Re: [PATCH] memcg: effective memory.high reclaim for remote charging

From: Johannes Weiner
Date: Mon May 11 2020 - 11:57:09 EST


On Thu, May 07, 2020 at 10:00:07AM -0700, Shakeel Butt wrote:
> On Thu, May 7, 2020 at 9:47 AM Michal Hocko <mhocko@xxxxxxxxxx> wrote:
> >
> > On Thu 07-05-20 09:33:01, Shakeel Butt wrote:
> > [...]
> > > @@ -2600,8 +2596,23 @@ static int try_charge(struct mem_cgroup *memcg, gfp_t gfp_mask,
> > > schedule_work(&memcg->high_work);
> > > break;
> > > }
> > > - current->memcg_nr_pages_over_high += batch;
> > > - set_notify_resume(current);
> > > +
> > > + if (gfpflags_allow_blocking(gfp_mask))
> > > + reclaim_over_high(memcg, gfp_mask, batch);
> > > +
> > > + if (page_counter_read(&memcg->memory) <=
> > > + READ_ONCE(memcg->high))
> > > + break;
> >
> > I am half way to a long weekend so bear with me. Shouldn't this be continue? The
> > parent memcg might be still in excess even the child got reclaimed,
> > right?
> >
>
> The reclaim_high() actually already does this walk up to the root and
> reclaim from ones who are still over their high limit.

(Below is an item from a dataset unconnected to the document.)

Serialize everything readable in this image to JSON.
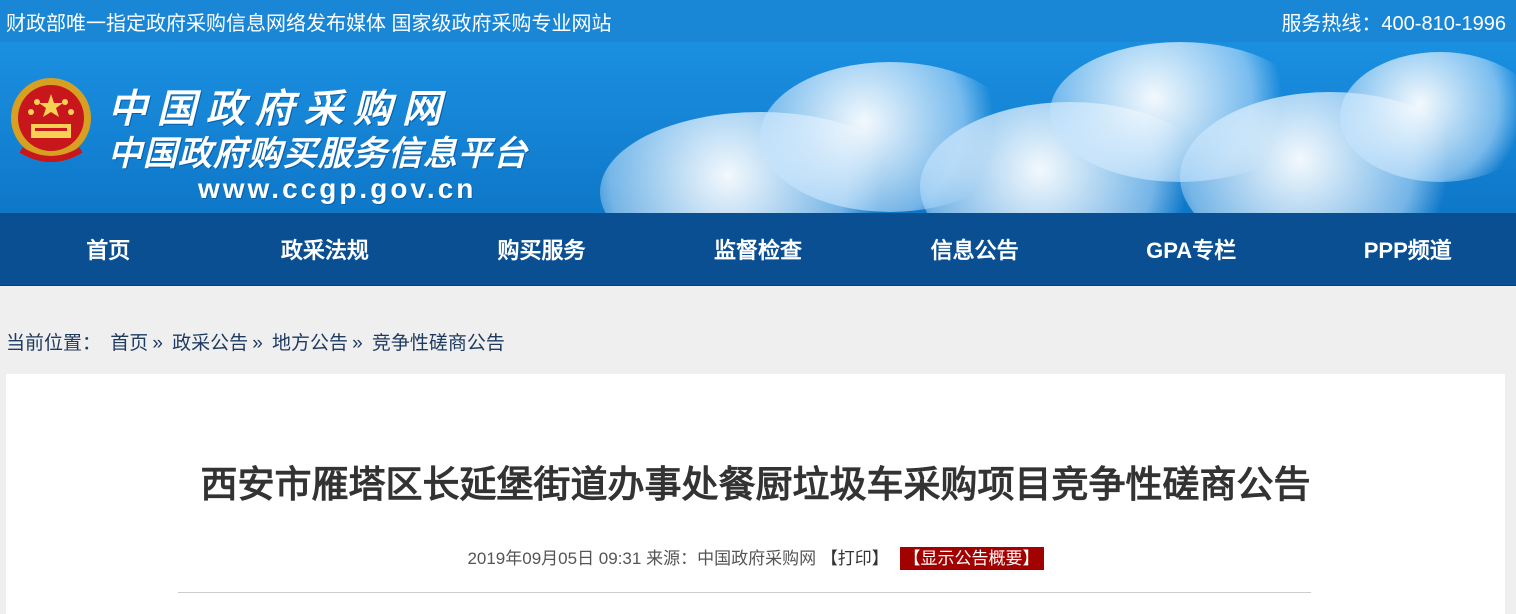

Though having
> 'continue' here is correct too.

If reclaim was weak and failed to bring the child back in line, we
still do set_notify_resume(). We should do that for ancestors too.

But it seems we keep adding hierarchy walks and it's getting somewhat
convoluted: page_counter does it, then we check high overage
recursively, and now we add the call to reclaim which itself is a walk
up the ancestor line.

Can we hitchhike on the page_counter_try_charge() walk, which already
has the concept of identifying counters with overage? Rename the @fail
to @limited and return the first counter that is in excess of its high
as well, even when the function succeeds?

Then we could ditch the entire high checking loop here and simply
replace it with

done_restock:
...

if (*limited) {
if (gfpflags_allow_blocking())
reclaim_over_high(memcg_from_counter(limited));
/* Reclaim may not be able to do much, ... */
set_notify_resume(); // or schedule_work()
};

In the long-term, the best thing might be to integrate memory.high
reclaim with the regular reclaim that try_charge() is already
doing. Especially the part where it retries several times - we
currently give up on memory.high unnecessarily early. Make
page_counter_try_charge() fail on high and max equally, and after
several reclaim cycles, instead of invoking the OOM killer, inject the
penalty sleep and force the charges. OOM killing and throttling is
supposed to be the only difference between the two, anyway, and yet
the code diverges far more than that for no apparent reason.

But I also appreciate that this is a cleanup beyond the scope of this
patch here, so it's up to you how far you want to take it.